La vida se detuvo. El mundo cesó su eterno giro y la Naturaleza calló. Entré silenciosamente en una especie de túnel blanco en el que pude comprobar por mí misma que Einstein tenía razón al decir que el espacio y el tiempo son relativos. Miré mis pies y vi uno de ellos hundido ligeramente en unas piedras blancas y frías, y el otro ascendiendo a cámara lenta para dar el siguiente paso. El tiempo se había dilatado, se había estirado permitiéndome contemplar sin prisas aquel extraño paseo. Mi segundo pie cayó como una bomba sobre los guijarros, haciéndolos saltar por los aíres, pero ya el primero había iniciado su calmoso ascenso y podía ver como mis dedos se extendían, como la planta de mi pie se ensanchaba para ofrecer más resistencia al lecho pedregoso. Ahora descendía muy despacio pero, lo hacía de tal manera, que, al chocar, provocaba otro gigantesco terremoto. Sonreí. Sonreí porque volaba, ya que, un segundo antes de que golpease la superficie, el otro pie se había alzado del suelo dejándome suspendida en el aire.
No pude borrar el regocijo de mi cara durante todo el tiempo que duró aquella increíble experiencia. Fueron sólo diez pasos, pero los diez pasos más largos de mi vida, y también los más sorprendentes. Bruscamente, sin embargo, el túnel blanco se acabó y entré en la realidad cayendo de golpe al suelo, impelida por el aire. Los tambores sonaban, los gritos eran ensordecedores, la tierra se adhería a mis manos y a mis piernas y me arañaba. No vi a Farag por ninguna parte, ni tampoco a Glauser-Röist, aunque me pareció que, como a mí, en algún lugar cercano cubrían a alguien con un gran lienzo blanco y lo llevaban en volandas hacia alguna parte.

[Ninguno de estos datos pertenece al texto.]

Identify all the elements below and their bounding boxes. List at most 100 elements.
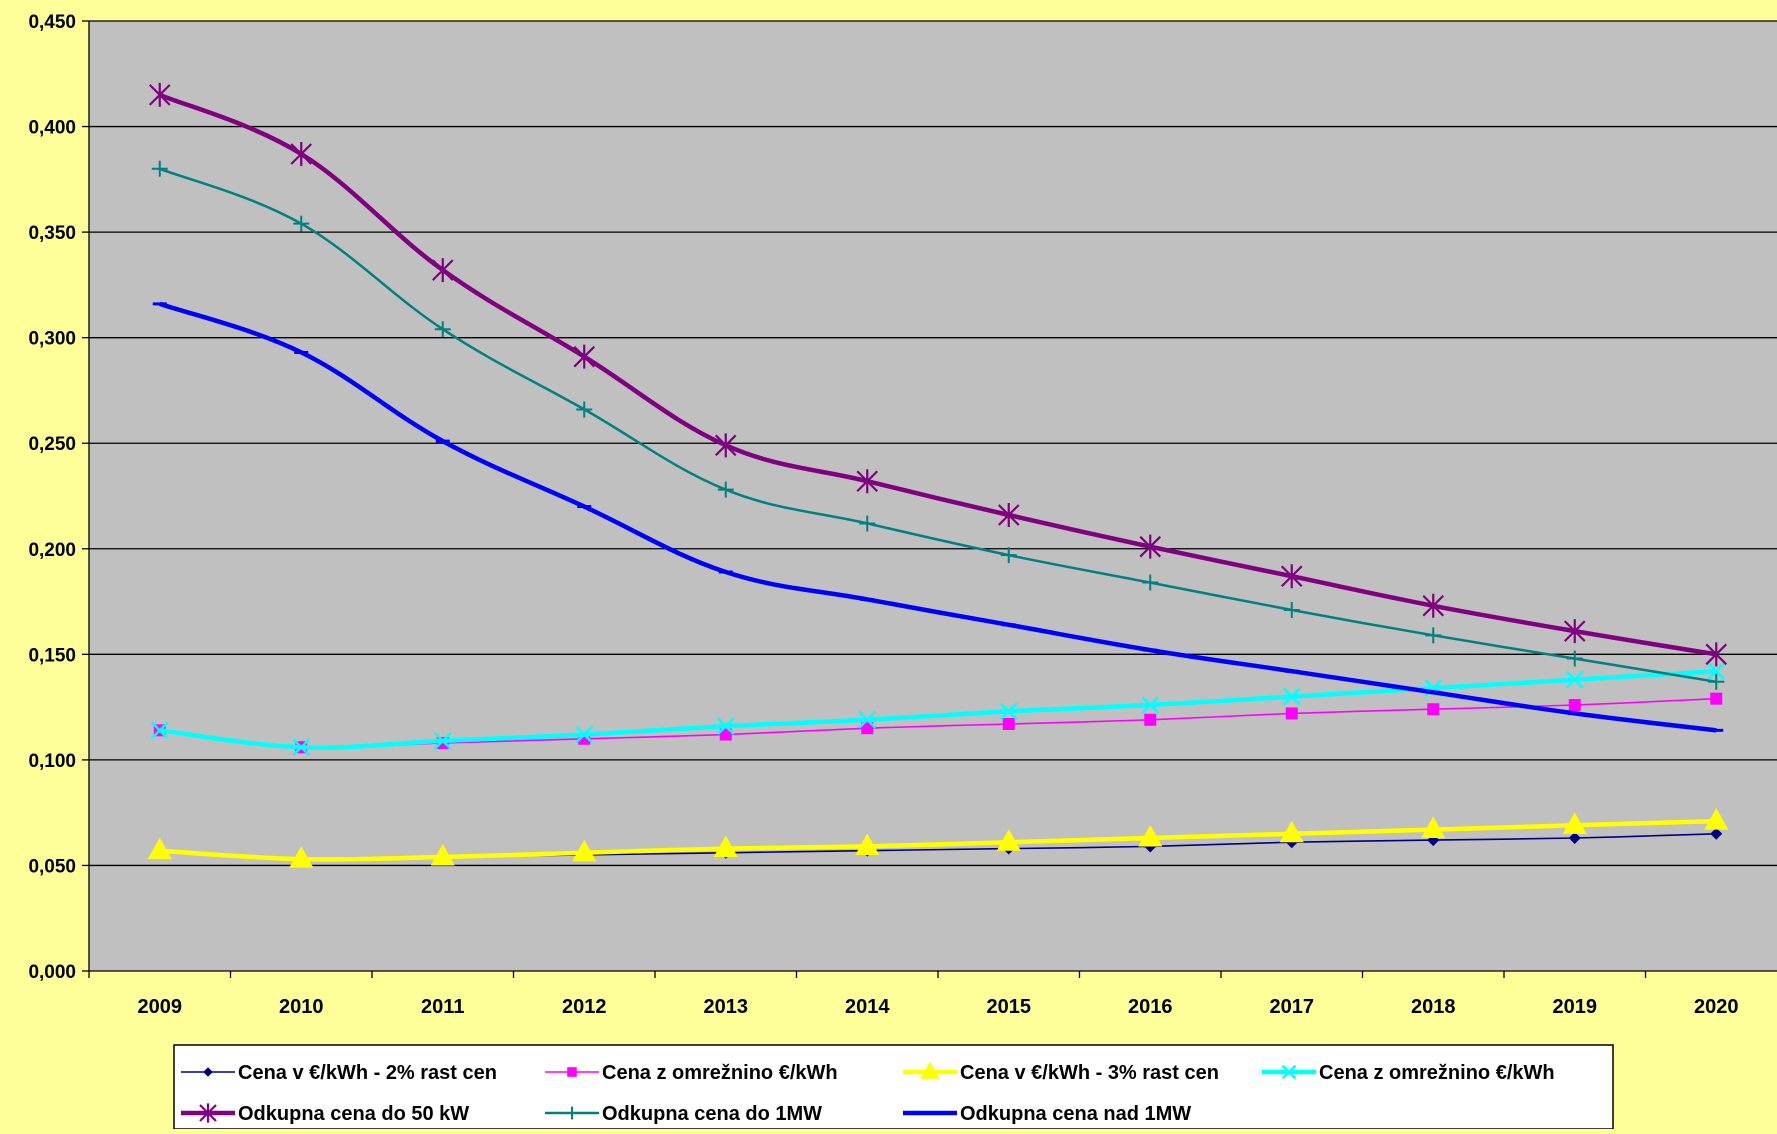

Convertida en un rollo de lino, cientos de manos me sostenían en el aire en medio de un griterío atronador. Después, me dejaron caer en una superficie mullida y me desenrollaron. Estaba muy aturdida, completamente pringosa de mi propio sudor y exhausta como no lo había estado nunca antes. Además, tenía un frío terrible y tiritaba muchísimo, sintiéndome al borde mismo de la congelación. Pero, a pesar de ello, me pareció notar que las dos mujeres que me ofrecían un gran vaso de agua no eran anuaks de Antioch. Para empezar, porque eran rubias y de piel transparente y una de ellas tenía, además, los ojos verdes.
Después de beber aquel líquido, que realmente no sabía a agua, me dormí profundamente y ya no recuerdo nada más.
Me fui desprendiendo lentamente de las redes del sueño, abandonando muy despacio el profundo letargo en el que me había sumido tras la terrible experiencia de la rueda de fuego. Me sentía relajada, a gusto, con una increíble sensación de bienestar. El primero de mis sentidos en despertar fue el del olfato. Un agradable aroma a lavanda me avisó de que no me encontraba en la aldea de Antioch. Medio dormida, sonreí por el placer que me producía esa fragancia familiar.